Утром, чуть свет, завернул ее в тот же ватник и, прижимая к груди, ощущая ее горячее тепло, поехал к ветврачу. Лечебницу по описанию соседки нашел сразу, и никакой очереди не было. Правда, не было и самого врача. Я прождал его около часа, стоя с Дамкой на руках у запертых дверей, пока он не появился, молодой, бородатый, с мутными оплывшими глазами, не видящими не только нас, но и весь белый свет. Он попросил меня подождать, буркнув «я щас», и стал умываться, было слышно, как отфыркивается за дверью. Потом он пустил нас, но прежде, кажется, принял чего-то для облегчения, и с морозца в теплой белой комнатке явственно ощутился острый запах спирта.
– Ну? – спросил приободрясь. – Кто тут у нас?
Я развернул ватник.
– Так, – сказал он, наклоняясь, и тут же отпрянул, такой сшибающий запах обдал его. Да и меня подташнивало, хотя вроде привык. И тут же он изрек, отходя к шкафу и принимая из мензурочки свое: – Это, браток, не лечится. Желаешь, могу усыпить. Сразу и без мук. – Поморщился, закусить ему, бедолаге, было, видно, нечем.

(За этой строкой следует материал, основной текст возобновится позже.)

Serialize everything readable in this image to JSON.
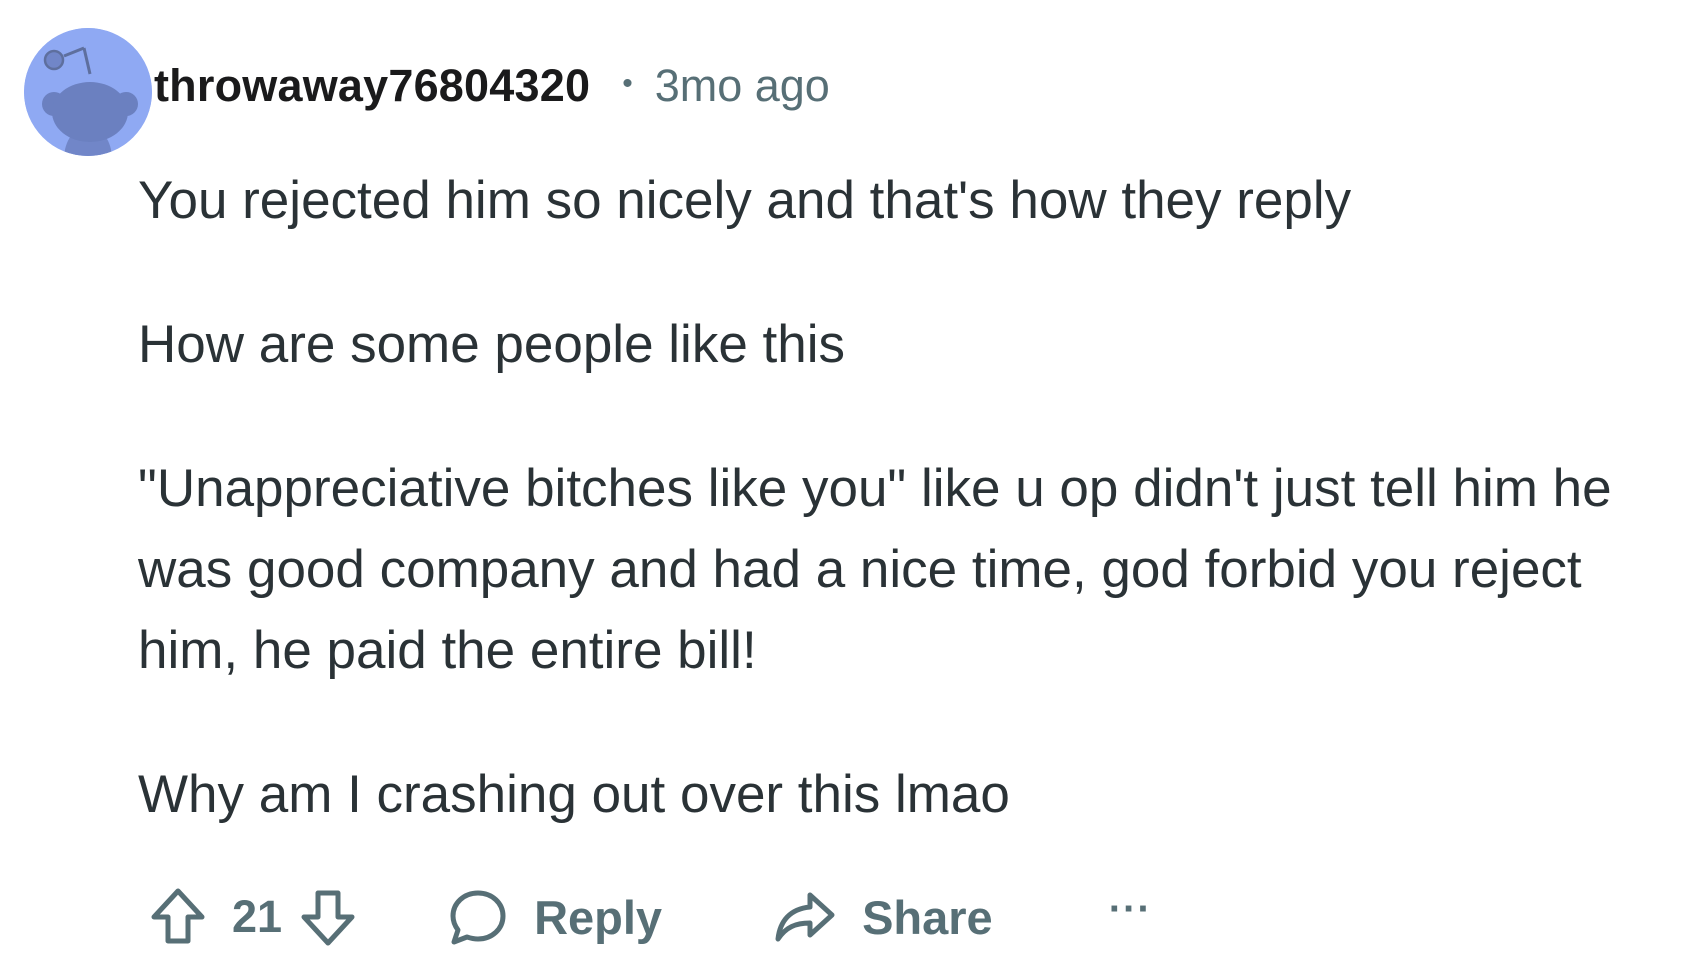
{
  "comment": {
    "username": "throwaway76804320",
    "separator": "•",
    "timestamp": "3mo ago",
    "paragraphs": [
      "You rejected him so nicely and that's how they reply",
      "How are some people like this",
      "\"Unappreciative bitches like you\" like u op didn't just tell him he was good company and had a nice time, god forbid you reject him, he paid the entire bill!",
      "Why am I crashing out over this lmao"
    ],
    "score": "21",
    "reply_label": "Reply",
    "share_label": "Share",
    "more_label": "···"
  },
  "icons": {
    "avatar": "reddit-snoo-avatar",
    "upvote": "arrow-up-icon",
    "downvote": "arrow-down-icon",
    "reply": "speech-bubble-icon",
    "share": "share-arrow-icon",
    "more": "ellipsis-icon"
  },
  "colors": {
    "avatar_bg": "#8fa9f3",
    "text": "#2a3236",
    "meta": "#576f76",
    "username": "#1a1a1b"
  }
}
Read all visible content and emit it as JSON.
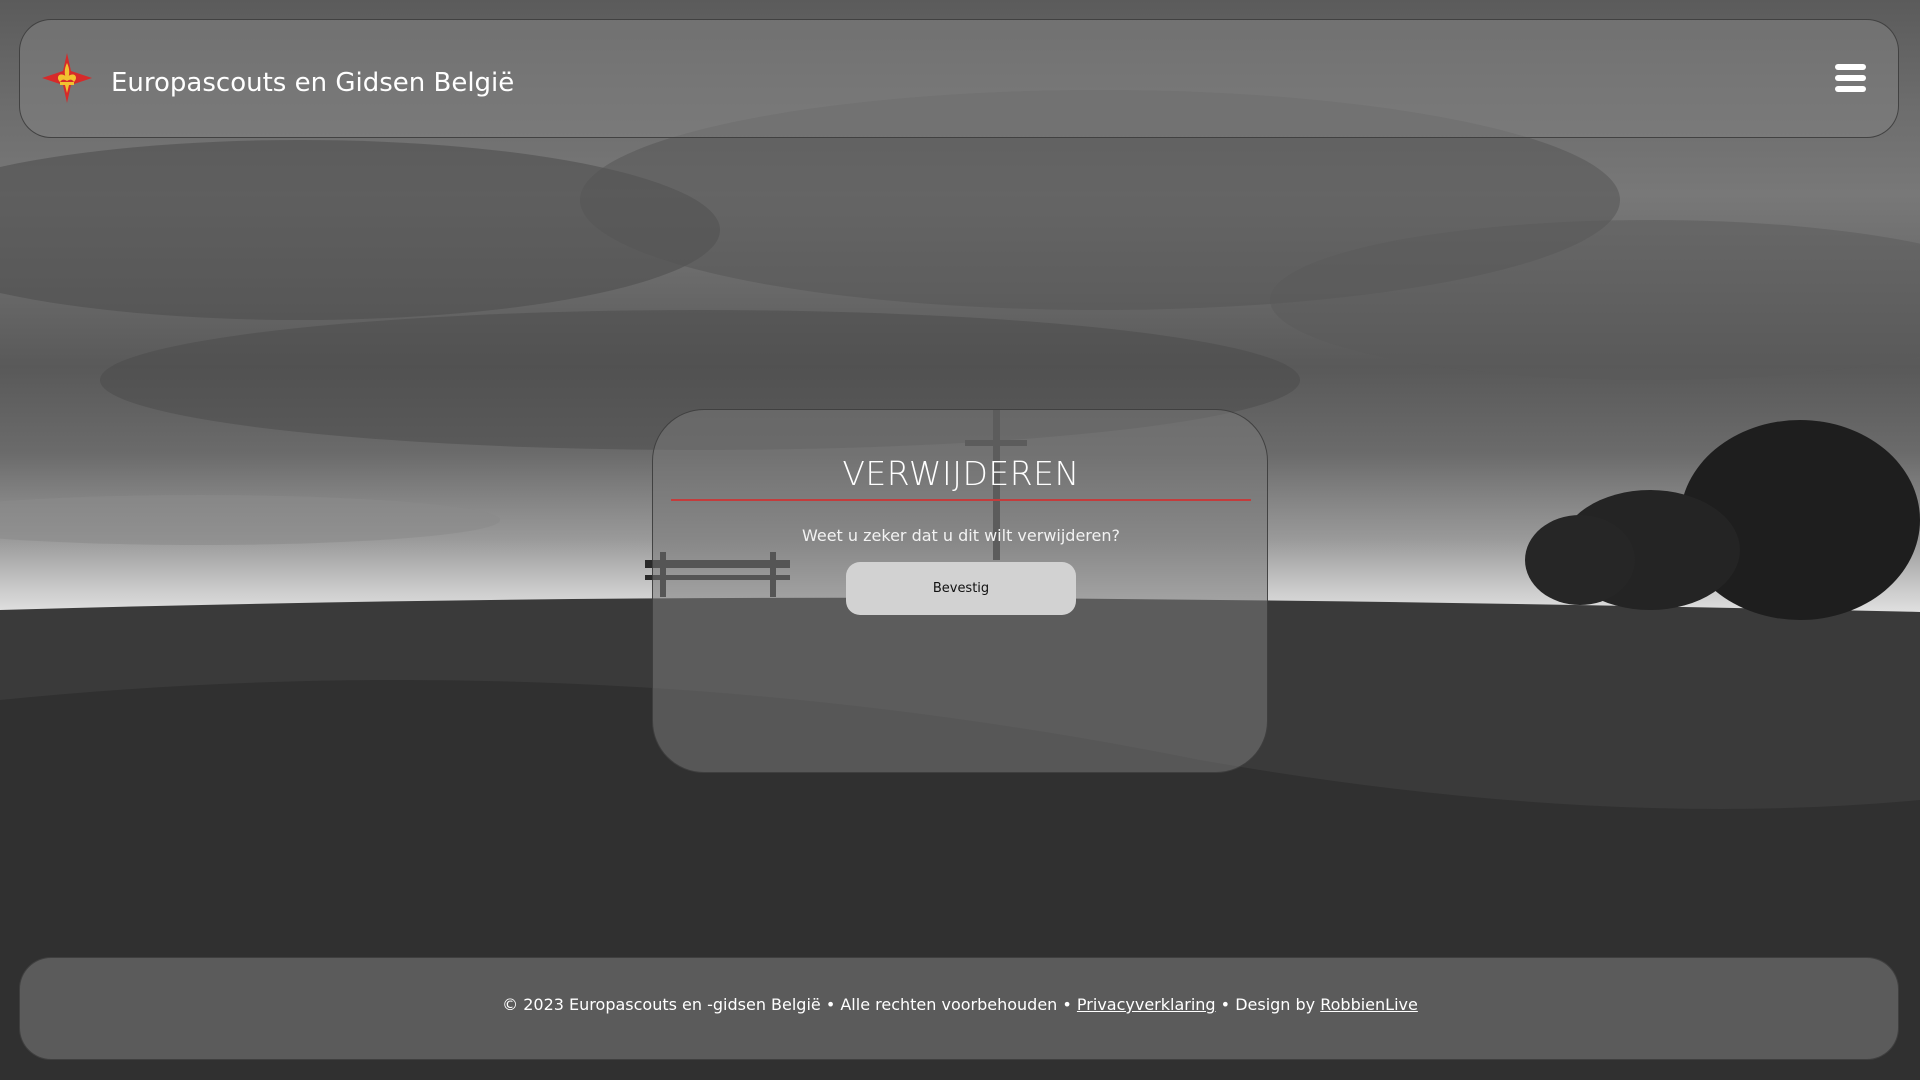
{
  "header": {
    "logo_icon": "scout-fleur-de-lis-cross-icon",
    "site_title": "Europascouts en Gidsen België",
    "menu_icon": "hamburger-menu-icon"
  },
  "dialog": {
    "title": "VERWIJDEREN",
    "message": "Weet u zeker dat u dit wilt verwijderen?",
    "confirm_label": "Bevestig"
  },
  "footer": {
    "copyright": "© 2023 Europascouts en -gidsen België • Alle rechten voorbehouden • ",
    "privacy_link": "Privacyverklaring",
    "design_prefix": " • Design by ",
    "designer_link": "RobbienLive"
  },
  "colors": {
    "accent_underline": "#c43c3c",
    "logo_red": "#d62a2a",
    "logo_gold": "#f2c230",
    "button_bg": "#d2d2d2"
  }
}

– Попробуйте, – попросил я, – спасите. Заплачу, вы не думайте…
Он посмотрел жалобно, но уже не на собачку, а на меня, и уставился в окно. В глазах у него ничего не отразилось, кроме холодной муки. Я вдруг подумал, что он и сам-то плох, и формула «Доктор, сперва излечи себя», вычитанная где-то, очень даже ему подходит!
– Что же нам делать? – спросил я в пустоту.
Он вздрогнул и виновато заглянул в мордочку собаке, мне показалось, что они понимающе поглядели друг на друга.